Maybe it begins with an exasperated “You’re always so stubborn,” said after a long day. Or with a teacher’s report that your child is “slow to listen.” Or when relatives joke that your child is “the naughty one,” and everyone laughs, except the child who’s listening with their whole nervous system.
None of this likely feels particularly catastrophic in the moment. But over time, these descriptions — repeated enough, with enough certainty — begin to cement themselves. Especially taking into account how children don’t see projections as projections (adults can hardly recognise them as such, ourselves). Children hear identifiers. After all, they are wired to look outward first before they learn to look inward.
We like to believe children are resilient when it suits us, and they are. But they’re also porous. They soak up the world around them, the knowledge they’re given, and especially what we think of them, long before they have the ability to question or reinterpret it.
Research has shown that adult expectations can influence children’s behaviour, academic outcomes, and social relationships. Children rise to the expectations set for them, and fall to them the same.
A child who feels constantly viewed through the lens of “difficult” eventually learns to meet that expectation. Not because they want to misbehave, but because they begin to internalise the messaging of who they are by the adults around them; to fit the box they’ve been told time and time again that they belong in.
This is known as a self-fulfilling prophecy: the child becomes the very thing the adult believes them to be.
Not because the adult intended harm, but because perception alters interaction, interaction alters development, and development begins to confirm the original perception.
What makes this even more complicated is how quickly these perceptions leak beyond the home. A parent who believes their child is “a handful” often communicates that through comments at pick-up, warnings to teachers, or simple expressions of frustration that other adults overhear.
Schools, even unintentionally, can absorb these narratives.
“Oh yes, he’s the disruptive one.”
“She’s very emotional.”
“He struggles with focus.”
And once a child enters school with a reputation, the system tends to reinforce it. A teacher who has been warned about a child’s behaviour may even scrutinise that child more closely, interpret their actions more harshly, and intervene more quickly. The child gets less benefit of the doubt, less patience, and less warmth. And the gap between who they are and who adults believe them to be widens.
When a label becomes a lens, that lens becomes a filter. That filter becomes a narrative. And the child begins to grow inside that narrative. Or, in other words, it becomes a feedback loop:
Perception → response → identity → behaviour → reinforced perception.
This is the part that often also gets lost in the panic about “bad behaviour:” that behaviour is rarely a moral failing. It’s almost always a message.

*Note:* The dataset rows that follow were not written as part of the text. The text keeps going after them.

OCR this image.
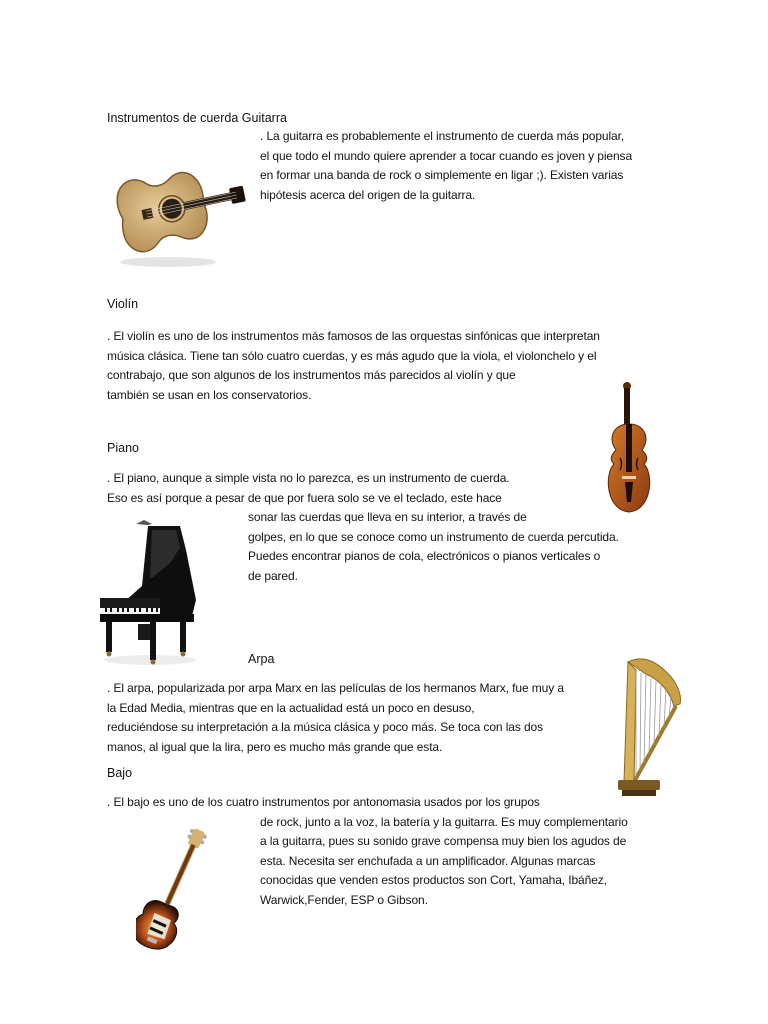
Instrumentos de cuerda Guitarra
. La guitarra es probablemente el instrumento de cuerda más popular,
el que todo el mundo quiere aprender a tocar cuando es joven y piensa
en formar una banda de rock o simplemente en ligar ;). Existen varias
hipótesis acerca del origen de la guitarra.
Violín
. El violín es uno de los instrumentos más famosos de las orquestas sinfónicas que interpretan
música clásica. Tiene tan sólo cuatro cuerdas, y es más agudo que la viola, el violonchelo y el
contrabajo, que son algunos de los instrumentos más parecidos al violín y que
también se usan en los conservatorios.
Piano
. El piano, aunque a simple vista no lo parezca, es un instrumento de cuerda.
Eso es así porque a pesar de que por fuera solo se ve el teclado, este hace
sonar las cuerdas que lleva en su interior, a través de
golpes, en lo que se conoce como un instrumento de cuerda percutida.
Puedes encontrar pianos de cola, electrónicos o pianos verticales o
de pared.
Arpa
. El arpa, popularizada por arpa Marx en las películas de los hermanos Marx, fue muy a
la Edad Media, mientras que en la actualidad está un poco en desuso,
reduciéndose su interpretación a la música clásica y poco más. Se toca con las dos
manos, al igual que la lira, pero es mucho más grande que esta.
Bajo
. El bajo es uno de los cuatro instrumentos por antonomasia usados por los grupos
de rock, junto a la voz, la batería y la guitarra. Es muy complementario
a la guitarra, pues su sonido grave compensa muy bien los agudos de
esta. Necesita ser enchufada a un amplificador. Algunas marcas
conocidas que venden estos productos son Cort, Yamaha, Ibáñez,
Warwick,Fender, ESP o Gibson.
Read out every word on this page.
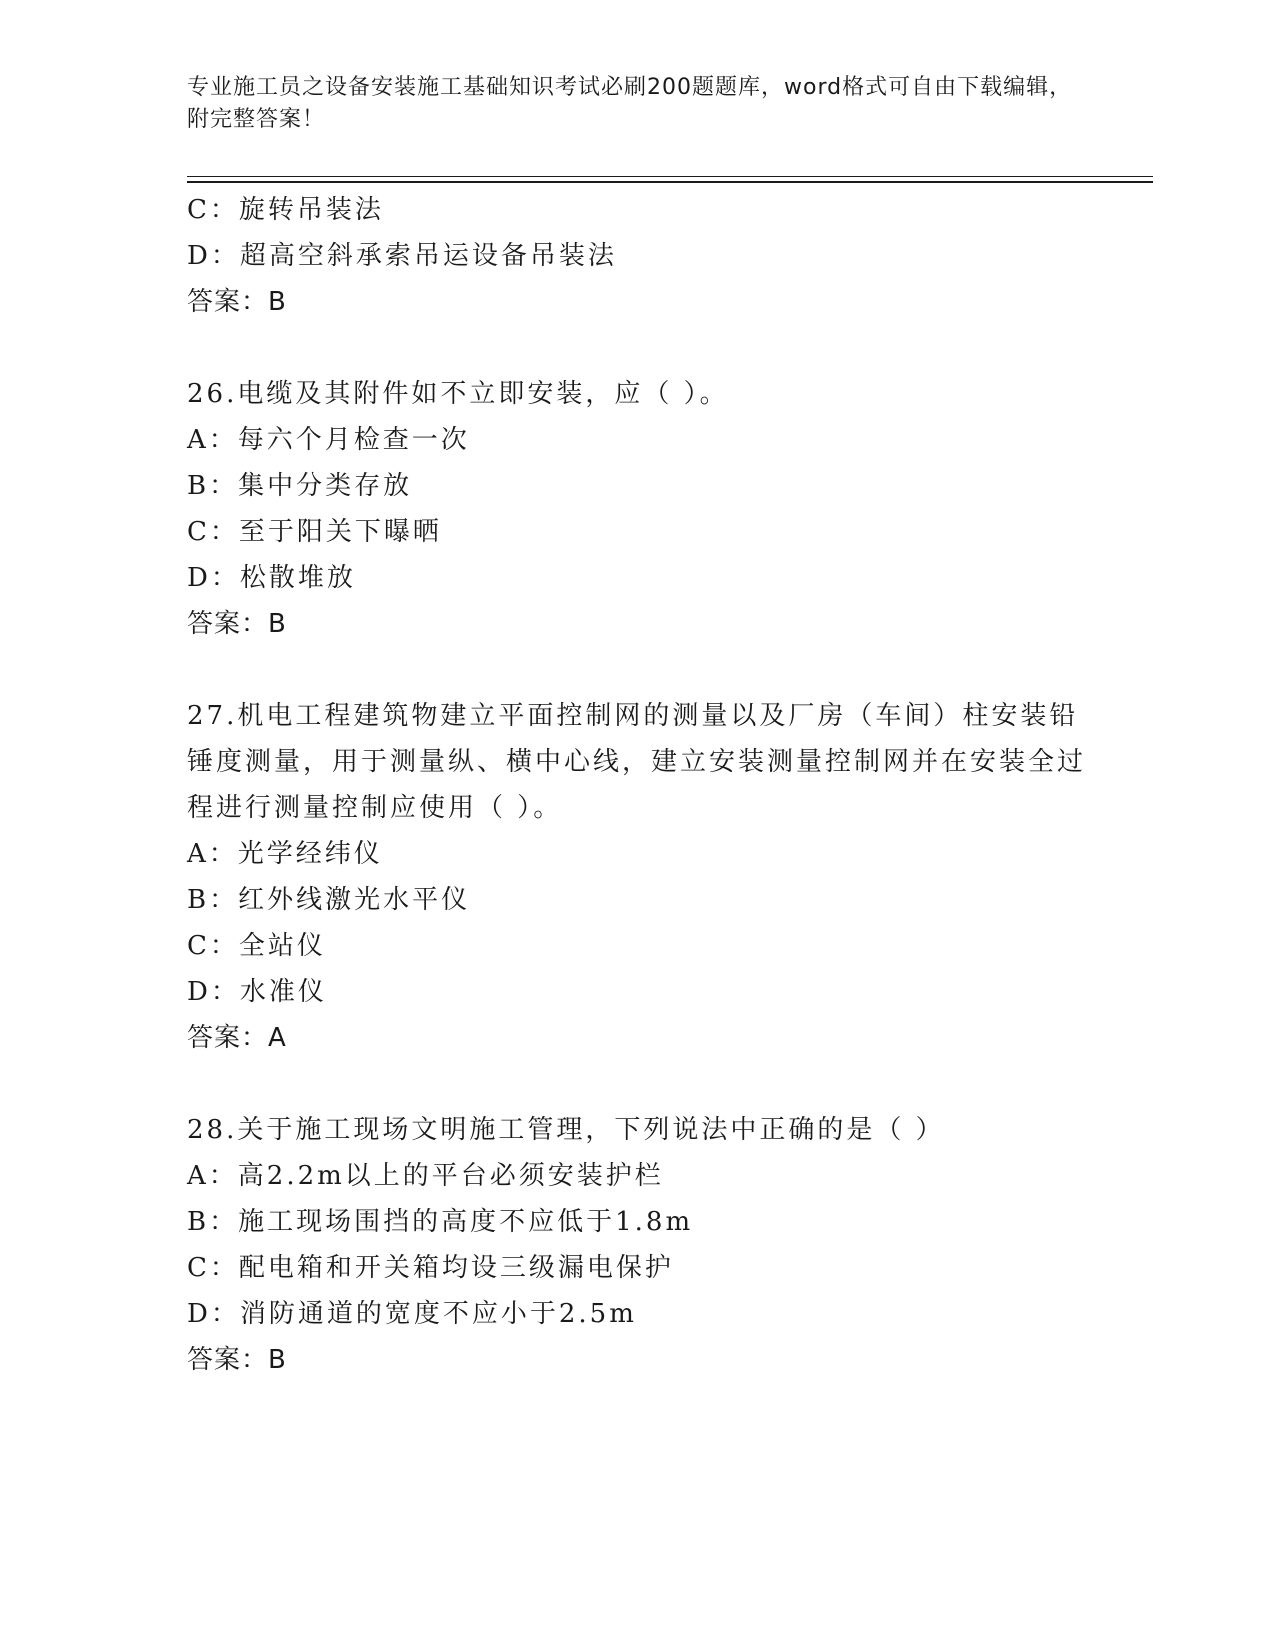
专业施工员之设备安装施工基础知识考试必刷200题题库，word格式可自由下载编辑，附完整答案！
C：旋转吊装法
D：超高空斜承索吊运设备吊装法
答案：B
26.电缆及其附件如不立即安装，应（ ）。
A：每六个月检查一次
B：集中分类存放
C：至于阳关下曝晒
D：松散堆放
答案：B
27.机电工程建筑物建立平面控制网的测量以及厂房（车间）柱安装铅锤度测量，用于测量纵、横中心线，建立安装测量控制网并在安装全过程进行测量控制应使用（ ）。
A：光学经纬仪
B：红外线激光水平仪
C：全站仪
D：水准仪
答案：A
28.关于施工现场文明施工管理，下列说法中正确的是（ ）
A：高2.2m以上的平台必须安装护栏
B：施工现场围挡的高度不应低于1.8m
C：配电箱和开关箱均设三级漏电保护
D：消防通道的宽度不应小于2.5m
答案：B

A child who lashes out is signalling overwhelm. A child who shuts down is signalling fear or uncertainty. A child who “doesn’t listen” may be signalling disconnection, stress, or simply a developmental stage.
The problem is that when adults have already decided who the child is, they stop asking why the behaviour is happening. The story becomes fixed into: “He is rude.” “She is dramatic.” “He is lazy.”
The uncomfortable truth is that our words don’t simply describe children. They shape them. Once a child internalises “I am difficult,” the label begins to shape their self-concept. And self-concept can shape behaviour more powerfully than any sticker chart or punishment ever could. Children live up, and down, to the story the adults closest to them believe.
A child’s sense of self is still wet cement. Every comment and assumption presses into it. And once hardened, these impressions become identity:
“I’m difficult.”
“I’m naughty.”
“I’m the problem.”
“I’m not as good as the others.”
Is it any wonder why they begin to believe these things about themselves and behave accordingly?
Yet, the same child, reframed into: he’s overwhelmed; she’s trying to express something she doesn’t have words for; he needs co-regulation before he can concentrate, immediately opens up a different pathway. Instead of reacting to the behaviour, we respond to the need behind it.
We’ve seen this in adults, after all. Many of us still carry the labels given decades ago: “slow,” “blur,” “too much,” “stubborn,” “weak,” “useless at maths.” We can laugh about it now, but it shaped us more than we like to admit.
If we recognise how deeply labels sank into our sense of self, it becomes easier to understand how important it is to interrupt the cycle for the next generation.
Seeing children clearly without projection, and without the weight of adult frustration steering the ship, can be difficult. Parenting (and teaching) is emotionally demanding. A tired adult is more likely to label behaviour as intentional, disrespectful, or problematic. But a shift in perception can go very far.
From “What’s wrong with you?”
to “What’s happening for you?”
From “You’re always causing trouble.”
to “You’re struggling, and I’m here.”
From “This is who you are.”
to “This is what you’re experiencing.”
This doesn’t mean excusing behaviour. It just means understanding it, because understanding is what allows us to guide behaviour, not just police it. Children grow best under the adults who believe in who they can become, not just who they appear to be in a difficult moment. The way we speak about children, to them and about them, has long-term consequences. Not just metaphorically. Neurologically, relationally, and developmentally.
Before we describe a child as difficult, we should ask: Is this who they truly are? Or is this who they’ve learned to be under the weight of our expectations?
Before we conclude that that child is “the problem,” we should consider that the real problem is the story they’ve been handed — usually a story that was never theirs to begin with. Children will eventually become many things in their lives: brave, messy, brilliant, frustrating, tender, and resilient. But the earliest parts of their identity are built from what the adults around them choose to see. And what we choose to see becomes what they learn to believe.